I worked on a few props and set pieces, but it was so much fun and wish I could do it all over again.

Please check out and support La Noria.

Indiegogo Campaign

The Social Media Problem

 I have a love/hate relationship with social media.

 I love the ability to be inspired by artists all over the world. To instantly see what has been happening in the lives of my friends and loved ones. To peek into the lives of people I look up to and see all the amazing things they create and do. It can be great motivation to push myself harder and to start creating better work of my own.

 Yet, the downfall with social media is its one-sided. I never really see when my favorite artist tries to do a drawing and decides to start over. Instead, its just the magical perfect finished art piece. The process is lost. This leaves me to assume that everything comes easy for them, for everyone. Each person who's life I'm looking at through social media is only made up of the experiences they show.... and that's the lie. THAT is my issue with social media.

 We only see the successes, never really the process or the failures.

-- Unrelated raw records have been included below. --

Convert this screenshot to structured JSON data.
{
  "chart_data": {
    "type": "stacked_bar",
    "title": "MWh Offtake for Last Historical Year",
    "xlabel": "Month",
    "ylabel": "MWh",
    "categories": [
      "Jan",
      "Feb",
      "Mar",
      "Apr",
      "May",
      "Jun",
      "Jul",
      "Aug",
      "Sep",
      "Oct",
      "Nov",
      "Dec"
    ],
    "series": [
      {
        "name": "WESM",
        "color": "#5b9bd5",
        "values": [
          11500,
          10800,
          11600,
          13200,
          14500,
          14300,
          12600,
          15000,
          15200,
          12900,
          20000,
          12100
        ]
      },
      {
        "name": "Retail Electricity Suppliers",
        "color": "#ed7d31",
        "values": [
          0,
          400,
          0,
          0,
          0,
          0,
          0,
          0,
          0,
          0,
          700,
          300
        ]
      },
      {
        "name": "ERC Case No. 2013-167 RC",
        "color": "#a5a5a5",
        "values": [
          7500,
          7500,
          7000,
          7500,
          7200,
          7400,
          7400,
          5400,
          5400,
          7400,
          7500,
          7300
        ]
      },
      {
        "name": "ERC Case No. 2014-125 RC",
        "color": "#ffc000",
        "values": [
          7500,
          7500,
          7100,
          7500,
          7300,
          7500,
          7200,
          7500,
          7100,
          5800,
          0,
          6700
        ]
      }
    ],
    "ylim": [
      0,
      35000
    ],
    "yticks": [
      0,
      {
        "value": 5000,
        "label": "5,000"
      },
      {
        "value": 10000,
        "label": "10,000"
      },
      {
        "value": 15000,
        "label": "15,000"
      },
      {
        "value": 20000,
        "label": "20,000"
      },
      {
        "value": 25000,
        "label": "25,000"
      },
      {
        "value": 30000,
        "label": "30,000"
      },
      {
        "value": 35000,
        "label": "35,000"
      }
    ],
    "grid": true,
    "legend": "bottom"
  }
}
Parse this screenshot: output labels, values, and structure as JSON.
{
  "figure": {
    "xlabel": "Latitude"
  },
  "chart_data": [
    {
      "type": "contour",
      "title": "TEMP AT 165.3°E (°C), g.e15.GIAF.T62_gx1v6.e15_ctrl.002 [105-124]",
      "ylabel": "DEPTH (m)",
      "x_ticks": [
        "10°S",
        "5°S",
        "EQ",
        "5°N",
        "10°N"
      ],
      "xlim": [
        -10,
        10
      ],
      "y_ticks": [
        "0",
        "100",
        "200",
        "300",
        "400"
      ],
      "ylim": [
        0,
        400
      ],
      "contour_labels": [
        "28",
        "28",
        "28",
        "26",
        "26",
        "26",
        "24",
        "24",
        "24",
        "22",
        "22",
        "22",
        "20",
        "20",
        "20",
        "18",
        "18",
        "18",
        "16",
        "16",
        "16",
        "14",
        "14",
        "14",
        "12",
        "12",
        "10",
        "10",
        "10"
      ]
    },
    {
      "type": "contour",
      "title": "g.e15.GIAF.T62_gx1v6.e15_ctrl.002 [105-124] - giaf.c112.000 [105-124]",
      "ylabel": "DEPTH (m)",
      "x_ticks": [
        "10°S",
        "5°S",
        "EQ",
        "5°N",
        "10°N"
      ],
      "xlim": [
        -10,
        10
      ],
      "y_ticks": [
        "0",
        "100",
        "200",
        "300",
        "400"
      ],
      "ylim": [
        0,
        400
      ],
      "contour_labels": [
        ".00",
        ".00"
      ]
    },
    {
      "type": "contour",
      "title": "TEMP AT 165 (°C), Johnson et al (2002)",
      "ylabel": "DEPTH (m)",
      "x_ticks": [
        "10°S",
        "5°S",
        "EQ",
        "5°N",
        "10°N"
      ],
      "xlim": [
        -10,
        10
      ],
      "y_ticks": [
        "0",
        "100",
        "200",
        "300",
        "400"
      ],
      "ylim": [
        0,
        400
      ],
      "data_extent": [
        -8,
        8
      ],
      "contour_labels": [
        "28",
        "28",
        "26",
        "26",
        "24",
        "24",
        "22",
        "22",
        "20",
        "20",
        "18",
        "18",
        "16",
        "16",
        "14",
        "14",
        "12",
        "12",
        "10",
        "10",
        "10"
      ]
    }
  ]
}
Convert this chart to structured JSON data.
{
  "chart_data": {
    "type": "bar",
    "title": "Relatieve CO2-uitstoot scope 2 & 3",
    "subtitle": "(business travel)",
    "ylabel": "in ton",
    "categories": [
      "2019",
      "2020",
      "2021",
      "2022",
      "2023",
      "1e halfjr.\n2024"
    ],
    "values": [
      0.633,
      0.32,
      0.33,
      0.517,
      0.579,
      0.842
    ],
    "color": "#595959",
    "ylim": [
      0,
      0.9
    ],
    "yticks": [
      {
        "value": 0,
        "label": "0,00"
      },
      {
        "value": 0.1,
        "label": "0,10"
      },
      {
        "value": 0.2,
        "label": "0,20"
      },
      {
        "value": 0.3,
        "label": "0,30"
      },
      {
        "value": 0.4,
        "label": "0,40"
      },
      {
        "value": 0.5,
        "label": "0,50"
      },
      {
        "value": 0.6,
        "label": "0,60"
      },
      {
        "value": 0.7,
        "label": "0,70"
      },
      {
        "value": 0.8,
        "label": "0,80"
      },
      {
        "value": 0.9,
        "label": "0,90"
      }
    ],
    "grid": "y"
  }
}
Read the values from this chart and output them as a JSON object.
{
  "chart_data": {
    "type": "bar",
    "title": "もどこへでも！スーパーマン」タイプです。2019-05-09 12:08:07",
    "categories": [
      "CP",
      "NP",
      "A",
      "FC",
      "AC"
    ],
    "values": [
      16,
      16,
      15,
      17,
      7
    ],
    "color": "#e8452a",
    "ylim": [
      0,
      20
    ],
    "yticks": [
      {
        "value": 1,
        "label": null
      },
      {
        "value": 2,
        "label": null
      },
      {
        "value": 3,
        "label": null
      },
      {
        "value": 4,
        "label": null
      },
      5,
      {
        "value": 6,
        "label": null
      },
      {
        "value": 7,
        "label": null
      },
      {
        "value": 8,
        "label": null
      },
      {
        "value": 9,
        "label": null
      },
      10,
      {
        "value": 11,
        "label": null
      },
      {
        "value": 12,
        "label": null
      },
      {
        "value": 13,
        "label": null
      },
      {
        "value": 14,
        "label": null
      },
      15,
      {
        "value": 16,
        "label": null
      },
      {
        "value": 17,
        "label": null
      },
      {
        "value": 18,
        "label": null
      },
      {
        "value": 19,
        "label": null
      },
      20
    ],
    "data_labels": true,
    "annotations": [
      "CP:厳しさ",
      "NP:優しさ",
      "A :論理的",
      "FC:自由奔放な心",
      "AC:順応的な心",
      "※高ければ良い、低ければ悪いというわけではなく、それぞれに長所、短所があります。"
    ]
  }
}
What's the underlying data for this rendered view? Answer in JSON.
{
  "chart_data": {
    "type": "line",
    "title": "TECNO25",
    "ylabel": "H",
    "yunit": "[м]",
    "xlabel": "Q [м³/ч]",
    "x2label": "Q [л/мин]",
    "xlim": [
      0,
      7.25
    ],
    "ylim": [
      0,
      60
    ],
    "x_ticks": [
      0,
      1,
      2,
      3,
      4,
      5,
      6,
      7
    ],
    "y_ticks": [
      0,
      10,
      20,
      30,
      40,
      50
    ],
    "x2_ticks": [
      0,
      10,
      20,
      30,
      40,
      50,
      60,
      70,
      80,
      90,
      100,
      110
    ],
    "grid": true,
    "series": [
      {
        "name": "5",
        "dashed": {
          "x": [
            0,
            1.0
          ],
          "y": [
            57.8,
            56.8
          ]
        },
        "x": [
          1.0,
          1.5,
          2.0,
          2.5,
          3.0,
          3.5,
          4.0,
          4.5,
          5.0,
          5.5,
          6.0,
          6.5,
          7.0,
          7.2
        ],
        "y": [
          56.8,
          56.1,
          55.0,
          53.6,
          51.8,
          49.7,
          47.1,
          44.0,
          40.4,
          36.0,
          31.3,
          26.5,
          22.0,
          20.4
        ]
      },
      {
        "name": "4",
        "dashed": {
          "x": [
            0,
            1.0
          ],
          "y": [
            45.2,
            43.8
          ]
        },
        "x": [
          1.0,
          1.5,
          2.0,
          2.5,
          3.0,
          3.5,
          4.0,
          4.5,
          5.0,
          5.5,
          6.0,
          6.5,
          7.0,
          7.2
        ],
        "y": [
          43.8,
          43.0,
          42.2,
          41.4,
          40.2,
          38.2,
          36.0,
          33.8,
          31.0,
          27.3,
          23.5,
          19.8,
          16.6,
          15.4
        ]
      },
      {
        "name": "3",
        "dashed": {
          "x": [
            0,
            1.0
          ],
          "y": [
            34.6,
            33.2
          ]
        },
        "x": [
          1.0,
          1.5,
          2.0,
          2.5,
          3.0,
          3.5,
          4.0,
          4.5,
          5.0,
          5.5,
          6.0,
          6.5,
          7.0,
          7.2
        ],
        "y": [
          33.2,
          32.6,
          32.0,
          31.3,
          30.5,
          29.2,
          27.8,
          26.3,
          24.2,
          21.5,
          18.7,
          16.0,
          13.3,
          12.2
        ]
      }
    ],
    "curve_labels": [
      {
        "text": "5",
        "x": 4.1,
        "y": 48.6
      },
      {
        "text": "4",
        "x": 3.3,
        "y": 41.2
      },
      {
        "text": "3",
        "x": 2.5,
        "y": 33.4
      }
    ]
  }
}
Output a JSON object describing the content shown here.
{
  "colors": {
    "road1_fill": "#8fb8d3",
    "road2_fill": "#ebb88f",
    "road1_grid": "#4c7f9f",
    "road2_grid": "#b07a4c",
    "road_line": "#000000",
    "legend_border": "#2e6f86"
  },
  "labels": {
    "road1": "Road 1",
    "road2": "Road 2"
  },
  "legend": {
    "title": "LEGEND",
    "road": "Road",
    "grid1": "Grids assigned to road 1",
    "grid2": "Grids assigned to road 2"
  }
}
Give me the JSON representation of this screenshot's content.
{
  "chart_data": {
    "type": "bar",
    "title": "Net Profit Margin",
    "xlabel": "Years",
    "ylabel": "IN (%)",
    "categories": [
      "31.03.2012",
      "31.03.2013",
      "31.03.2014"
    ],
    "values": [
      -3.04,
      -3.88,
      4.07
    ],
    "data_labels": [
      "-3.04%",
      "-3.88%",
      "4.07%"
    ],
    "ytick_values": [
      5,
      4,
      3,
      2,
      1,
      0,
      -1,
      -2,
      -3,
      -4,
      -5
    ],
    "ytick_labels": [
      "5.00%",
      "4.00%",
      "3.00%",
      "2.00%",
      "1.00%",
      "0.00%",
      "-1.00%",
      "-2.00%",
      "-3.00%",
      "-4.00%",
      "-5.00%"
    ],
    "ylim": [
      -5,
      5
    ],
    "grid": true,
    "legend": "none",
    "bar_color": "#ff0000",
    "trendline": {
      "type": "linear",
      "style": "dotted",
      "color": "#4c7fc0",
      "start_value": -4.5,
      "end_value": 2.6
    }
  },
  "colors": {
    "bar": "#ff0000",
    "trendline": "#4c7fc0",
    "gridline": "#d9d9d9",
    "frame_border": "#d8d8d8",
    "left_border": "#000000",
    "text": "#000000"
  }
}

 Everyone wants to show off what they are proud of, and brush under the rug, or ignore, the things that they didn't do that well. The constant bombardment of only the success leaves me to feel like I am the only one struggling. I'm the only one who doesn't get their dream job right away, or who spends hours doing a sketch only to delete it in frustration. I look at my friends and their jobs and their lives. I see how much they travel, the fact they buy a new home or a new car, and I feel like the accomplishments I may have aren't nearly as cool or substantial. I feel like my life is a failure by comparison.

 Social media is dangerous for that reason. It can end up being a deep pit where all you do is compare your art and your lives to others. It can quickly get unhealthy.

 Instead one must remember that it only shows the good. These people you are comparing yourself to also got plenty of rejection letters, have to redraw things many times, and make mistakes in general.

 Glen Keane frequently says that he has to do many many bad drawings and "get them out" before he can start creating anything good.

 I always go back to that statement because its the truth. Its a reminder that nothing is easy for anyone. That there is so much more that goes into anyone's success. It's time, practice, perseverance, and effort. Behind the curtain of social media, everyone has failed at times.